Monday, February 01, 2010

balboata

"In America, hardly anybody goes walking. They drive around in cars or they sit outside the house in rocking chairs. If you go walking in the country, people look at you." So speaks one of Peter Handke's characters in Short Letter, Long Farewell, a book I have tucked into my bag as we walk around San Diego in one of the few instances of sun. San Diego feels strangely halted in its architecture, especially around North Park. All the buildings could serve as backdrop for Back to the Future. Being a pedestrian becomes a running joke as well (er, walking joke), as cars never look for you crossing and you meet no one on the sidewalks.

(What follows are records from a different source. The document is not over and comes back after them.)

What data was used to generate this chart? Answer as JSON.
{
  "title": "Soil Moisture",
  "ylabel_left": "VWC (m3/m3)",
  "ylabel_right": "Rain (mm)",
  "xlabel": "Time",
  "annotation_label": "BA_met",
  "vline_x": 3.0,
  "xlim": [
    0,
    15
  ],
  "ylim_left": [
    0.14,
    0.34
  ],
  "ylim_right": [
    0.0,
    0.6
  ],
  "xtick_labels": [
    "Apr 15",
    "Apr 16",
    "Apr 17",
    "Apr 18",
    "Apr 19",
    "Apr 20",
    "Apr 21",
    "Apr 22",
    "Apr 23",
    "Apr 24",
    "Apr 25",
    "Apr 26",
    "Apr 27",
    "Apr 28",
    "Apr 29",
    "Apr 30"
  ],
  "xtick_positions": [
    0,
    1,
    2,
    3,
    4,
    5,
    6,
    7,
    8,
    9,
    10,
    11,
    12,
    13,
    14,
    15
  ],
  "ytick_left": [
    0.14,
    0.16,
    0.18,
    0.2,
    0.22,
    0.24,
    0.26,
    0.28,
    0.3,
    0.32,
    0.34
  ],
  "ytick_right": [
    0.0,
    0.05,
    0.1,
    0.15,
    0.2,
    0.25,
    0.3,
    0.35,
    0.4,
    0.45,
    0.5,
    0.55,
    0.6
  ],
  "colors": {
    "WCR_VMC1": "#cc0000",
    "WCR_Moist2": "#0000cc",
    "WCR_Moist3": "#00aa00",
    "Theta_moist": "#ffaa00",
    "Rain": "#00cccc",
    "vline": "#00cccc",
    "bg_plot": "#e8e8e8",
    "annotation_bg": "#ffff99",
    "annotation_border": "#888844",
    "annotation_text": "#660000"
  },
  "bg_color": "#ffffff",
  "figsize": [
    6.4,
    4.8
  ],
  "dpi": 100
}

We do take a car for a trip to Balboa Park and its Old Cactus Garden. There's already been a year's worth of rain in one afternoon, and the cacti respond with big alien blooms. Bulbous-trunked trees that sharpen to a point fifty feet up; tall, twisted gangly things with Phyllis Diller fronds, all orange and gold; blue flowers and stubby cacti. It makes perfect sense when a friend informs us that this is the region that Dr. Seuss grew up in. Suddenly, those uncanny landscapes of his seem not otherworldly at all, but rather, the markers of home. Sun on us, the moment conjures another quote from the Handke book, wherein the unnamed narrator suddenly tracks down famed western director John Ford.

"When the sun shines through and plays in the leaves, I forget that," said John Ford. "I also forget myself and my existence. Then I wish that nothing would ever change, that the leaves would go on moving forever, that the oranges would never be picked and everything would stay just the way it is."